Je rappelle également le manque de concertation avec les partenaires sociaux dans l’élaboration de ce texte, le caractère inadéquat d’un tel véhicule législatif, qui n’a fait l’objet d’aucune étude d’impact, ainsi que l’absence de toute visibilité sur ses conséquences sociales.
Cela a été dit : le climat social est à vif et cette proposition de loi ne fait qu’exciter et agiter inutilement les esprits à la veille d’un événement sportif mondial tel que celui que nous accueillerons cet été.
Le timing n’est pas le bon, la forme n’est pas la bonne, les réponses que ce texte apporte ne sont pas pertinentes.
Pour conclure, je veux évoquer ce que notre collègue Stéphane Demilly a dit tout à l’heure à propos de Mme Béchu.
Plusieurs voix sur les travées du groupe Les Républicains. Mme Michu ! (Rires.)
M. Philippe Grosvalet. Ah oui, pardon ! (Nouveaux rires.)
Je suppose qu’il faisait allusion non à la Mme Michu de Balzac, mais à cette Mme Michu que des publicitaires ont inventée et qui représenterait prétendument la Française moyenne.
Au-delà d’une certaine forme de mépris de classe qui perce sous cette caricature, je dirai à mon collègue que, fort heureusement, les millions de M. et Mme Michu que compte notre pays et qui n’ont plus les moyens de faire eux-mêmes grève sont bien contents, heureux et fiers que d’autres puissent les défendre à leur place.
M. Olivier Paccaud. Je n’en suis pas sûr !
M. le président. La parole est à M. Pascal Savoldelli, pour présenter l’amendement n° 25.
M. Pascal Savoldelli. Tout à l’heure, notre collègue Stéphane Le Rudulier, en présentant ses arguments contre la motion tendant à opposer la question préalable, a évoqué l’histoire d’une Américaine à Paris. Il serait encore présent dans notre hémicycle que je lui demanderais si elle a récemment fait grève.
Je m’explique.
Les salariés de l’industrie automobile américaine ont fait grève pendant six semaines à la fin de l’année 2023. Ont-ils eu tort ? Ils ont obtenu de 25 % d’augmentation de salaire !

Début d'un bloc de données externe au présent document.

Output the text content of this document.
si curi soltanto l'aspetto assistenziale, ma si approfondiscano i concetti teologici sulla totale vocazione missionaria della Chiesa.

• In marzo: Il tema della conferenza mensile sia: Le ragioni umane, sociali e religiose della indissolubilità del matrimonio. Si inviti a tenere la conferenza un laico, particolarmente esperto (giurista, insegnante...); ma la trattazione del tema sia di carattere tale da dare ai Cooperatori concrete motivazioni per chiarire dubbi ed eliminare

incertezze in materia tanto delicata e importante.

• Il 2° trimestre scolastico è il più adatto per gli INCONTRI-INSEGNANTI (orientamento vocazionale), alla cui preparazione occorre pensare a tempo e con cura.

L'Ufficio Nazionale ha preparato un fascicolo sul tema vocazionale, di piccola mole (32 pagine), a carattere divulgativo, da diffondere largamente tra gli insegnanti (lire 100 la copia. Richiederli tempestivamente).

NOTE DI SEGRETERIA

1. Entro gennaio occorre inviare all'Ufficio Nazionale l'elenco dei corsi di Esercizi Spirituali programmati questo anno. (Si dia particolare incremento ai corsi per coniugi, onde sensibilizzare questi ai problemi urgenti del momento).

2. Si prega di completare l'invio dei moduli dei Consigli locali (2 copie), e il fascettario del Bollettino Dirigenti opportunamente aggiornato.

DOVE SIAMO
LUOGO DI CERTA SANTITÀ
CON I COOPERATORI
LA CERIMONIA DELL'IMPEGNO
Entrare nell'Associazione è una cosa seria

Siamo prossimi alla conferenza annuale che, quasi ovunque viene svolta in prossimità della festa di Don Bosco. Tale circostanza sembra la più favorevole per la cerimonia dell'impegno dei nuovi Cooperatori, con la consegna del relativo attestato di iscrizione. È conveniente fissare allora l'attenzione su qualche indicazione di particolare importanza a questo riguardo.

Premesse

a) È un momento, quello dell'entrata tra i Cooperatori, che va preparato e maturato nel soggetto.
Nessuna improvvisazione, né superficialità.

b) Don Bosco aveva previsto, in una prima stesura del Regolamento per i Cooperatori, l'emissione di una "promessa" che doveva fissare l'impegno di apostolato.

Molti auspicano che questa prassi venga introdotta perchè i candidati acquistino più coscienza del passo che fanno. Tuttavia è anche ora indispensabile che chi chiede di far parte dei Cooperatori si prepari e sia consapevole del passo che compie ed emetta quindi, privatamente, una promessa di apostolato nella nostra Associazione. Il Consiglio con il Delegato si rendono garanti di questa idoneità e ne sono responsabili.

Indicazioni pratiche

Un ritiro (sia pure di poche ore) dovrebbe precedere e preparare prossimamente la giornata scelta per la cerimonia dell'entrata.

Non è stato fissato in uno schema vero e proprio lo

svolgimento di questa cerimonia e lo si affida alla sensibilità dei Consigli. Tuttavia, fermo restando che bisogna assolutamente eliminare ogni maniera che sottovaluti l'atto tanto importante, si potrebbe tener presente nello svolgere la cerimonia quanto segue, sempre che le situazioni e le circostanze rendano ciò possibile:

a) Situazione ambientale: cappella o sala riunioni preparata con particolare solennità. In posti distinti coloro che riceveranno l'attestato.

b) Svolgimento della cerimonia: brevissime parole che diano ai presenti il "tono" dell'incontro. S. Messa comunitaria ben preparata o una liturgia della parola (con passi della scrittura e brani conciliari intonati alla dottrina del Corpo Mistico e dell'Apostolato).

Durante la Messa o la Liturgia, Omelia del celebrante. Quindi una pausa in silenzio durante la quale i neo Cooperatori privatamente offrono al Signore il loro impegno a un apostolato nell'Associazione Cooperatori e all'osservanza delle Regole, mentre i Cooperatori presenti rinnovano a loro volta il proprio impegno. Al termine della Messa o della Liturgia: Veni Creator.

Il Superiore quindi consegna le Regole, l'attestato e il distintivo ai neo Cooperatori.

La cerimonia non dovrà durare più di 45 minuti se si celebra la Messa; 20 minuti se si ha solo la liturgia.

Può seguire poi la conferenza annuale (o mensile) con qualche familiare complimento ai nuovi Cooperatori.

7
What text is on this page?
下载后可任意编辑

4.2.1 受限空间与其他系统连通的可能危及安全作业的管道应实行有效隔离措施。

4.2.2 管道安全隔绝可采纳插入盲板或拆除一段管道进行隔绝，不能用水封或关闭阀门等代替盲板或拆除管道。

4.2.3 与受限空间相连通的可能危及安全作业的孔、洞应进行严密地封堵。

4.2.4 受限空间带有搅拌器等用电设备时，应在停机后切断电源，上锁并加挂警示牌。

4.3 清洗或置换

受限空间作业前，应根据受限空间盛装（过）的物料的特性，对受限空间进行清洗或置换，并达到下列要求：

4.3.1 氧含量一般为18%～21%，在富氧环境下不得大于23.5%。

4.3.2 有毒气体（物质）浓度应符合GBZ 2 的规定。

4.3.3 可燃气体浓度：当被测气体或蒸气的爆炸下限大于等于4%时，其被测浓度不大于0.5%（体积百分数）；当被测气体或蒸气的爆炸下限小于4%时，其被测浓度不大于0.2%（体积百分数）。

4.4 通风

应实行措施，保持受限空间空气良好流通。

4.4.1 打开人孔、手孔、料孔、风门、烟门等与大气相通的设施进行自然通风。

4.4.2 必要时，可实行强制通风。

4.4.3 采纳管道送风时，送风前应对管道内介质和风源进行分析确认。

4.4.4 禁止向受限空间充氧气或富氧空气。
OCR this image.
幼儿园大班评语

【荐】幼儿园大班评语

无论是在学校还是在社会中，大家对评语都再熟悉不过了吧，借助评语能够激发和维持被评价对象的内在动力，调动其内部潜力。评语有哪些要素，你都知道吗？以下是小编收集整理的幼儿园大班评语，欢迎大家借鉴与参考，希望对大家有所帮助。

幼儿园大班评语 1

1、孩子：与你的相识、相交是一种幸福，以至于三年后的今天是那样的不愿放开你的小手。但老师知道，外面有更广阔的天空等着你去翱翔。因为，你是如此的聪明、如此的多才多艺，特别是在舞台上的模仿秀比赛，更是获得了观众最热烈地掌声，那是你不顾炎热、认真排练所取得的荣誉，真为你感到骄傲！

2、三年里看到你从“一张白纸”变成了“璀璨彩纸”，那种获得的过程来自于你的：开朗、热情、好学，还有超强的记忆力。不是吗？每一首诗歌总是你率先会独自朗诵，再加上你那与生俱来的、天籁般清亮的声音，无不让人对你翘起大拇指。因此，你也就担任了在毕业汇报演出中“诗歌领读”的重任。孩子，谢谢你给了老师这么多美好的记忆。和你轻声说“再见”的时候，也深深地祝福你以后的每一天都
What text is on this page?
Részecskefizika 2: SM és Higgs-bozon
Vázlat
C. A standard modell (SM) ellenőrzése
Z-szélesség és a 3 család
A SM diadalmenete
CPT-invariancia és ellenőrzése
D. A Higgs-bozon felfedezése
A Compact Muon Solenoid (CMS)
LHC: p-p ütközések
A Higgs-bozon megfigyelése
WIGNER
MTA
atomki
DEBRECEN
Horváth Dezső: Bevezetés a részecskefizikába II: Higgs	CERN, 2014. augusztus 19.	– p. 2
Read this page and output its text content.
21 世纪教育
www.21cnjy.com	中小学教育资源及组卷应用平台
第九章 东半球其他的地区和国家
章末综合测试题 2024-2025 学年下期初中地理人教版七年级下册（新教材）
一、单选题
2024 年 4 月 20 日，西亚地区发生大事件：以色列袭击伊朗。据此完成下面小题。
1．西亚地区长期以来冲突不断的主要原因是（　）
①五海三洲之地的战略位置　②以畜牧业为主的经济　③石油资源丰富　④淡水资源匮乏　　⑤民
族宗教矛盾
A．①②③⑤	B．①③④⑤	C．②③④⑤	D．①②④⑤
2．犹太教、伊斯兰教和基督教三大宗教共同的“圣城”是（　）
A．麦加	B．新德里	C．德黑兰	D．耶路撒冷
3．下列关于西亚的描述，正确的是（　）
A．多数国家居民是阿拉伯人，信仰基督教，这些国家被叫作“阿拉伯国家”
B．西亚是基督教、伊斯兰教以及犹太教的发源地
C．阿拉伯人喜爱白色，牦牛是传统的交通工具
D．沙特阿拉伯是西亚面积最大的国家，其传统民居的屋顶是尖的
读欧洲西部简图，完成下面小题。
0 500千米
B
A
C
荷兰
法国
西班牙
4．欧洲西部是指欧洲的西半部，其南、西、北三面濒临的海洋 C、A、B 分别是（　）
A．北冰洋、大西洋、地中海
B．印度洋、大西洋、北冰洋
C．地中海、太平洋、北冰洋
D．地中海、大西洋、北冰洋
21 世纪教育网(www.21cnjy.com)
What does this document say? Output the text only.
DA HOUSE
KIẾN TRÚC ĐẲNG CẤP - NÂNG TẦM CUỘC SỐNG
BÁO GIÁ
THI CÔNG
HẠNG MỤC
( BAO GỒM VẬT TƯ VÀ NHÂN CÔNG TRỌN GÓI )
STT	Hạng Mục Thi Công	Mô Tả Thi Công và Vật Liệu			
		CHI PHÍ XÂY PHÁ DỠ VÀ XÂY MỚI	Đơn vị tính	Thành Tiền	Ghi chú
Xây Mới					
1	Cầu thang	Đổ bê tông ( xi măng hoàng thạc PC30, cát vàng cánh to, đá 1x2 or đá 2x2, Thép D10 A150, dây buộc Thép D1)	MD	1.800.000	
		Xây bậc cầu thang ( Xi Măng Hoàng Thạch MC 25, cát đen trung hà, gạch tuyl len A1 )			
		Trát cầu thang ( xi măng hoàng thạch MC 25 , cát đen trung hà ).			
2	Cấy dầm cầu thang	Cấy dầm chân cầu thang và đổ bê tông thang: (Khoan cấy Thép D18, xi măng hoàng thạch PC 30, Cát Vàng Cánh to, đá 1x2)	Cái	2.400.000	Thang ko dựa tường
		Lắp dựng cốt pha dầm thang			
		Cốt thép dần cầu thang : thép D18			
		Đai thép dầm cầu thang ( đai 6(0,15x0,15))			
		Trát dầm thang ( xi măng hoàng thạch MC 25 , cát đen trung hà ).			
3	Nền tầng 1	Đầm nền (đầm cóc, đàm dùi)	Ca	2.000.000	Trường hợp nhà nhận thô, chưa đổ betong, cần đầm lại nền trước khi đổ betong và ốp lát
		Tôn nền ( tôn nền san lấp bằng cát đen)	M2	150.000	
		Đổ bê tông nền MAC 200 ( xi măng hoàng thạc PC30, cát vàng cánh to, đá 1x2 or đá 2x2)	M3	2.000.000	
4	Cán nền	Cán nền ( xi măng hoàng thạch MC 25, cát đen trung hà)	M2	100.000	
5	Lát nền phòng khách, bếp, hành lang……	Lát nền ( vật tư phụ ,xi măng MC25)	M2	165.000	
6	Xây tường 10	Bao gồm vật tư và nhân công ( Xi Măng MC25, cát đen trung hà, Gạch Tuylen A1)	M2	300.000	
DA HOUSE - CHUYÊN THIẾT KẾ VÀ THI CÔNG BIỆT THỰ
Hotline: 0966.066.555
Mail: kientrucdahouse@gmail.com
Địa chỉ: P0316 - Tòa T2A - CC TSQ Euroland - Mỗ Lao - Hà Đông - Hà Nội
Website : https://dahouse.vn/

Mme Raymonde Poncet Monge. Eh oui !
M. Pascal Savoldelli. En ce moment, les ports américains sont bloqués. Les grévistes demandent 32 % d’augmentation de salaire. Certes, tout ne se résume pas aux questions de salaire, mais, enfin, cela redynamise et réactualise tout de même quelque peu le droit de grève.
En outre, comme l’a fait remarquer Fabien Gay, il faut manier la métaphore de la prise d’otage avec beaucoup plus de prudence.
En relisant le texte de la proposition de loi, j’ai demandé aux collègues de mon groupe si les centristes allaient faire comme à l’Assemblée nationale : un peu de com’ avant de s’attaquer à la grève fiscale !
Eh oui ! Tout à l’heure, on nous a expliqué que la grève serait catastrophique : elle nous ferait perdre entre 12 millions d’euros et 15 millions d’euros. Mes chers collègues, selon l’Insee – ce n’est pas le parti communiste qui le dit –, il manquerait chaque année dans les finances publiques entre 20 milliards et 25 milliards d’euros de recettes.
Écoutez-moi : supprimons cet article et décidons d’interdire pendant soixante jours, pendant trente jours, la grève fiscale, plutôt que d’en faire porter la responsabilité sur les salariés. (M. Pierre Barros applaudit.)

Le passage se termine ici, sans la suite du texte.